Strength in such construction projects has helped Texas-based Caterpillar and other manufacturers exceed expectations of investors and industry analysts, some of whom have worried that economic turbulence could cut into sales or diminish profit guidance. Caterpillar’s sales of machinery and engines from North America rose 32% in the first quarter of 2023 from the same period a year earlier.
Caterpillar [CAT_US] Chief Executive Jim Umpleby said in April after the construction-equipment maker’s quarterly sales rose by 17% from the same period last year and profit increased by 26%. “Our first-quarter results lead us to expect that 2023 will be even better than we previously anticipated.” Caterpillar trades on a forward P/E of 13x and yields just over 2%.
An estimated 5mm tons of steel is needed for every $100 billion in infrastructure spend. The $975 billion in combined funding or tax incentives announced is expected to see steel demand remain elevated for the rest of the decade. On top of that the IRA driving significant investment in clean energy and steel demand for wind, solar and transmissions projects is expected to add another 2mm to 3mm tons per annum to demand.
For North Carolina-based steelmaker Nucor, continued robust sales of building joists, warehouse racks, overhead doors and other products made from the company’s steel helped boost profit from its steel-products business by 42% from the first quarter last year to $971 million.
Nucor (NUE_US) is the largest and most diversified steel products company in the US and is well placed with its domestic production capabilities, low carbon footprint and strong balance sheet. In their Q1 earnings call they identified 34 new projects which represent $374 billion of semi-conductor factories that are going to be built in America’ as a result of the CHIPS Act. Nucor trades on a forward p/e of 9x and yields 1.38%.
Factory-software and automation-gear supplier Rockwell Automation is also benefiting from the factory-building boom. The Milwaukee-based company reported a 26% increase in quarterly sales from a year earlier, and its operating margin rose by more than 5 percentage points to 21.3% from higher sales volumes and price increases.

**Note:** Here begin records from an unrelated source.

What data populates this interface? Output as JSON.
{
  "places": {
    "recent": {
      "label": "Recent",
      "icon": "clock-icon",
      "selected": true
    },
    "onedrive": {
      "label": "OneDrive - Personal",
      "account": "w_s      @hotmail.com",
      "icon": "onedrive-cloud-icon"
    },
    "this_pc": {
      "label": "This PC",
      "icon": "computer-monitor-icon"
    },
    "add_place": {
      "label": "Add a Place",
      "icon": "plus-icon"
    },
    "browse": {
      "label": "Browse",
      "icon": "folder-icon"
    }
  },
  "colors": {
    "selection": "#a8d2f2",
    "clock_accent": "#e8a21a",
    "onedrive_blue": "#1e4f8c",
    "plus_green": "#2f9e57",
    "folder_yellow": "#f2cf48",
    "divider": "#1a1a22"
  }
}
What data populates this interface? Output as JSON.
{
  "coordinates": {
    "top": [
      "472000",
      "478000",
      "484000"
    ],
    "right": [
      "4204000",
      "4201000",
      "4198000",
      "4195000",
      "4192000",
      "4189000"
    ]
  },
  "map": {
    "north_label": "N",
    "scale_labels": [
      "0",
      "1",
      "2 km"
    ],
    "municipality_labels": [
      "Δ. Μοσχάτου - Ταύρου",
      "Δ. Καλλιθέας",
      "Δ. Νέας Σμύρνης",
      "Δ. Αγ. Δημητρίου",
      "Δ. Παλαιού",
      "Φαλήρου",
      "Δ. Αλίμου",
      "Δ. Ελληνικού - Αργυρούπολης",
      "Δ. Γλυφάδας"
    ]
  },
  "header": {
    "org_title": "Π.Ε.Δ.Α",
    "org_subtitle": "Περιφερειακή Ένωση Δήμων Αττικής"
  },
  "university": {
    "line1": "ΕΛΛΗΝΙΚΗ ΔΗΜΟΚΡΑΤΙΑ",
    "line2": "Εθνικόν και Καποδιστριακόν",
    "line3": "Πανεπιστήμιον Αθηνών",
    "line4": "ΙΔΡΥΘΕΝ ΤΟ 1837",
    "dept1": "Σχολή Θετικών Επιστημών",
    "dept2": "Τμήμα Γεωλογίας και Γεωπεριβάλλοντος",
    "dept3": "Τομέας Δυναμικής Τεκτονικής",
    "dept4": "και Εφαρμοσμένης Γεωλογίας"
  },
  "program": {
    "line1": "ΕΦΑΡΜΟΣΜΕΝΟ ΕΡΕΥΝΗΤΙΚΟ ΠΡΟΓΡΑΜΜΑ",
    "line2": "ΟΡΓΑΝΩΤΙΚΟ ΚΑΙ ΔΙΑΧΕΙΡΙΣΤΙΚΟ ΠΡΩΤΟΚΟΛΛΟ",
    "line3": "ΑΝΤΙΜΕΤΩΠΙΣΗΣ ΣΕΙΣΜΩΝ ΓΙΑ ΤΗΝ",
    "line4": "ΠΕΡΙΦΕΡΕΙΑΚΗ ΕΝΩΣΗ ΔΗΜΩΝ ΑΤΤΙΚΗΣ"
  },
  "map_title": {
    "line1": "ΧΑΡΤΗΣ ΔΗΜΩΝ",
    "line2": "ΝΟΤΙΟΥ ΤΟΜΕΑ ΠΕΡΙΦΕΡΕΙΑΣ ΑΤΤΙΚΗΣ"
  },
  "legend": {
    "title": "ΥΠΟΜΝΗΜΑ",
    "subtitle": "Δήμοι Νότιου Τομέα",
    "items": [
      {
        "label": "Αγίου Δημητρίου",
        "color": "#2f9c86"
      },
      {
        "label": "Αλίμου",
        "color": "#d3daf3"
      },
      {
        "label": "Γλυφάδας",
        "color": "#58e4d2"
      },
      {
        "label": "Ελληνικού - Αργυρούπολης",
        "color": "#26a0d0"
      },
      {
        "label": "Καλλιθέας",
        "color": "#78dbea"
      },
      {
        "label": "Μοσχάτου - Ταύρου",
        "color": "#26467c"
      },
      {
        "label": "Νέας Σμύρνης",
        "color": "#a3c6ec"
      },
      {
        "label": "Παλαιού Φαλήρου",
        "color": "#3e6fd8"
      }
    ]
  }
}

Rockwell CEO Blake Moret said industrial customers are investing more in automation to counter a declining force of capable factory workers in the U.S.
Rockwell raised its profit guidance in anticipation of 13% to 17% growth in core sales this year. Mr. Moret said that as supply-chain disruptions ease and the availability of components improves, Rockwell can complete orders faster and increase its sales. Rockwell trades on a forward P/E of 25x and yields 1.58%.

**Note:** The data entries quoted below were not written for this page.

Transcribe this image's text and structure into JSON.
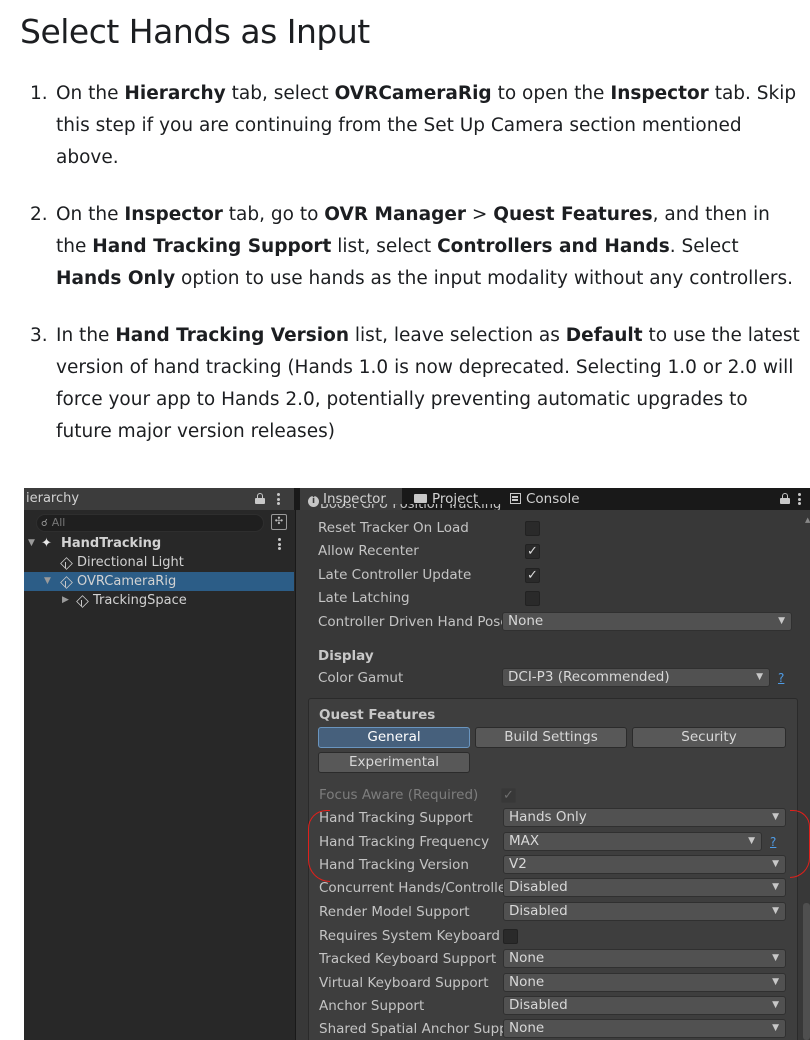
{
  "document": {
    "title": "Select Hands as Input",
    "steps": [
      {
        "number": "1.",
        "segments": [
          {
            "text": "On the "
          },
          {
            "text": "Hierarchy",
            "bold": true
          },
          {
            "text": " tab, select "
          },
          {
            "text": "OVRCameraRig",
            "bold": true
          },
          {
            "text": " to open the "
          },
          {
            "text": "Inspector",
            "bold": true
          },
          {
            "text": " tab. Skip this step if you are continuing from the Set Up Camera section mentioned above."
          }
        ]
      },
      {
        "number": "2.",
        "segments": [
          {
            "text": "On the "
          },
          {
            "text": "Inspector",
            "bold": true
          },
          {
            "text": " tab, go to "
          },
          {
            "text": "OVR Manager",
            "bold": true
          },
          {
            "text": " > "
          },
          {
            "text": "Quest Features",
            "bold": true
          },
          {
            "text": ", and then in the "
          },
          {
            "text": "Hand Tracking Support",
            "bold": true
          },
          {
            "text": " list, select "
          },
          {
            "text": "Controllers and Hands",
            "bold": true
          },
          {
            "text": ". Select "
          },
          {
            "text": "Hands Only",
            "bold": true
          },
          {
            "text": " option to use hands as the input modality without any controllers."
          }
        ]
      },
      {
        "number": "3.",
        "segments": [
          {
            "text": "In the "
          },
          {
            "text": "Hand Tracking Version",
            "bold": true
          },
          {
            "text": " list, leave selection as "
          },
          {
            "text": "Default",
            "bold": true
          },
          {
            "text": " to use the latest version of hand tracking (Hands 1.0 is now deprecated. Selecting 1.0 or 2.0 will force your app to Hands 2.0, potentially preventing automatic upgrades to future major version releases)"
          }
        ]
      }
    ]
  },
  "hierarchy": {
    "tab_label": "ierarchy",
    "search_placeholder": "All",
    "items": [
      {
        "label": "HandTracking",
        "icon": "unity-scene-icon"
      },
      {
        "label": "Directional Light",
        "icon": "cube-icon"
      },
      {
        "label": "OVRCameraRig",
        "icon": "cube-icon",
        "selected": true
      },
      {
        "label": "TrackingSpace",
        "icon": "cube-icon"
      }
    ]
  },
  "inspector": {
    "tabs": {
      "inspector": "Inspector",
      "project": "Project",
      "console": "Console"
    },
    "cutoff_text": "Boost GPU Position Tracking",
    "rows": [
      {
        "label": "Reset Tracker On Load",
        "checked": false
      },
      {
        "label": "Allow Recenter",
        "checked": true
      },
      {
        "label": "Late Controller Update",
        "checked": true
      },
      {
        "label": "Late Latching",
        "checked": false
      }
    ],
    "controller_driven": {
      "label": "Controller Driven Hand Poses",
      "value": "None"
    },
    "display": {
      "title": "Display",
      "color_gamut": {
        "label": "Color Gamut",
        "value": "DCI-P3 (Recommended)",
        "help": "?"
      }
    },
    "quest_features": {
      "title": "Quest Features",
      "tabs": [
        "General",
        "Build Settings",
        "Security",
        "Experimental"
      ],
      "active_tab": "General",
      "focus_aware": {
        "label": "Focus Aware (Required)",
        "checked": true
      },
      "rows": [
        {
          "label": "Hand Tracking Support",
          "value": "Hands Only"
        },
        {
          "label": "Hand Tracking Frequency",
          "value": "MAX",
          "help": "?"
        },
        {
          "label": "Hand Tracking Version",
          "value": "V2"
        },
        {
          "label": "Concurrent Hands/Controllers",
          "value": "Disabled"
        },
        {
          "label": "Render Model Support",
          "value": "Disabled"
        },
        {
          "label": "Requires System Keyboard",
          "checkbox": true
        },
        {
          "label": "Tracked Keyboard Support",
          "value": "None"
        },
        {
          "label": "Virtual Keyboard Support",
          "value": "None"
        },
        {
          "label": "Anchor Support",
          "value": "Disabled"
        },
        {
          "label": "Shared Spatial Anchor Support",
          "value": "None"
        }
      ]
    }
  },
  "annotation_color": "#e0201b"
}
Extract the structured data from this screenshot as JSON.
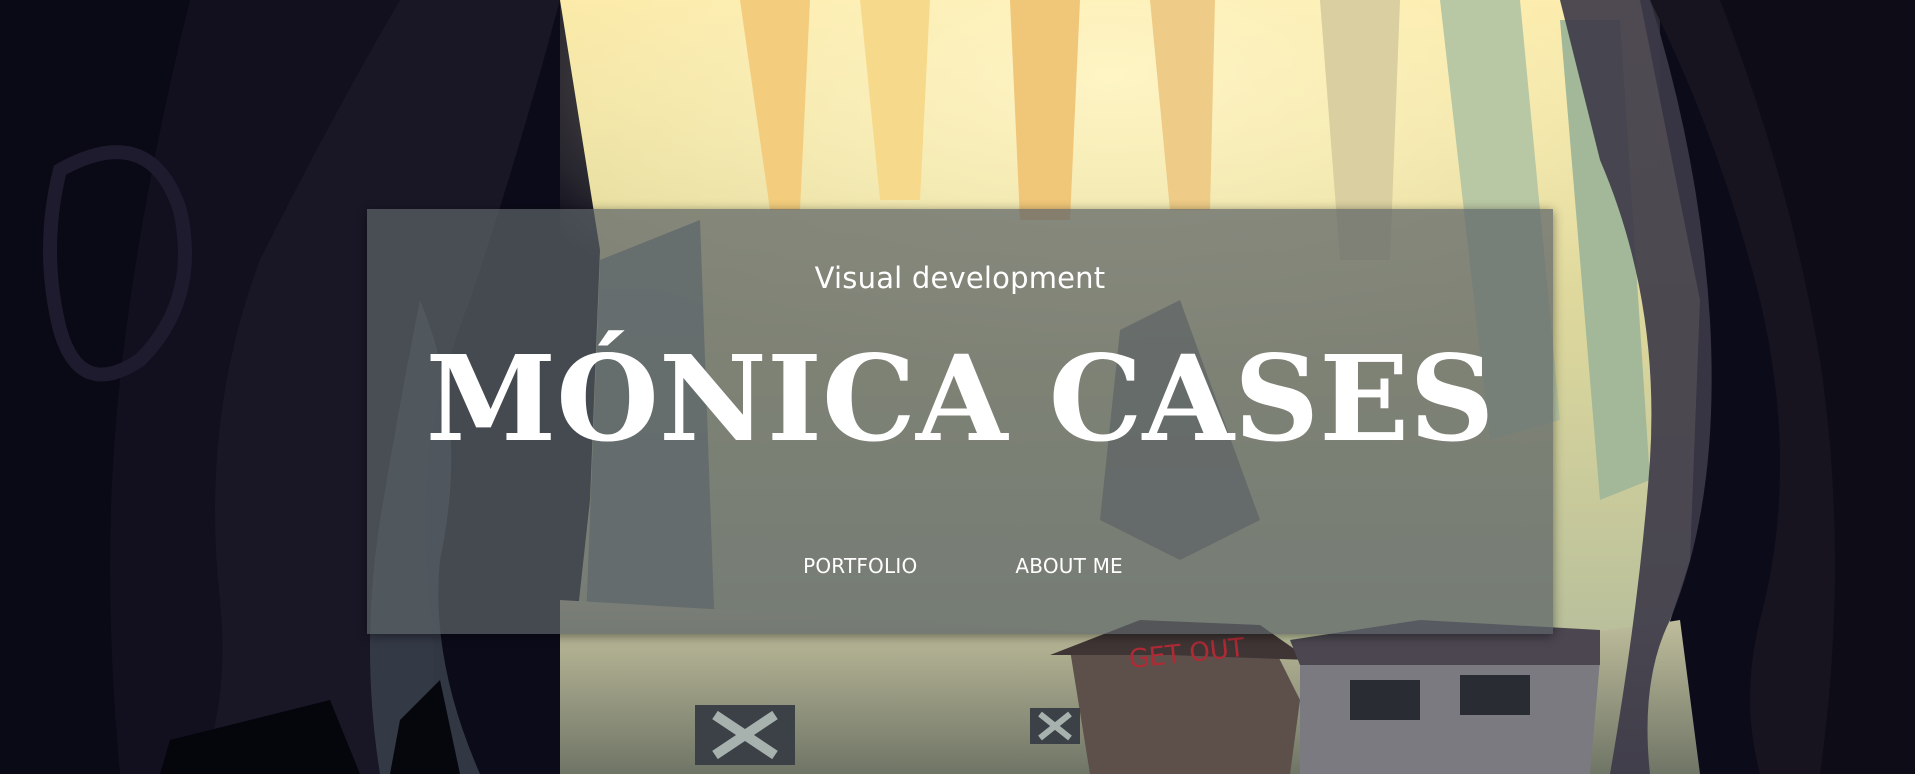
{
  "hero": {
    "subtitle": "Visual development",
    "name": "MÓNICA CASES"
  },
  "nav": {
    "items": [
      {
        "label": "PORTFOLIO"
      },
      {
        "label": "ABOUT ME"
      }
    ]
  },
  "background": {
    "sign_text": "GET OUT"
  },
  "colors": {
    "panel": "#5c6266",
    "text": "#ffffff",
    "forest_light": "#f7e3a0",
    "cave_dark": "#0d0c1c"
  }
}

CRH is keen to not miss out on what Albert Manifold CEO describes as the largest federally supported infrastructure program the US has even seen. Shareholders this week voting overwhelmingly to move their primary listing to the US is proof of this. North America currently represents 75% of group EBITDA, and the US is expected to be the key driver of future growth. The move to a US primary listing is expected to bring increased commercial, operational and acquisition opportunities for CRH.
Crucially, it levels a very competitive playing field for CRH to grow their existing business in what Manifold declares should be a golden age of infrastructure spend. CRH trades on a forward P/E of 12.6x an over 35% weighted average discount to its peers and yields 2.6%.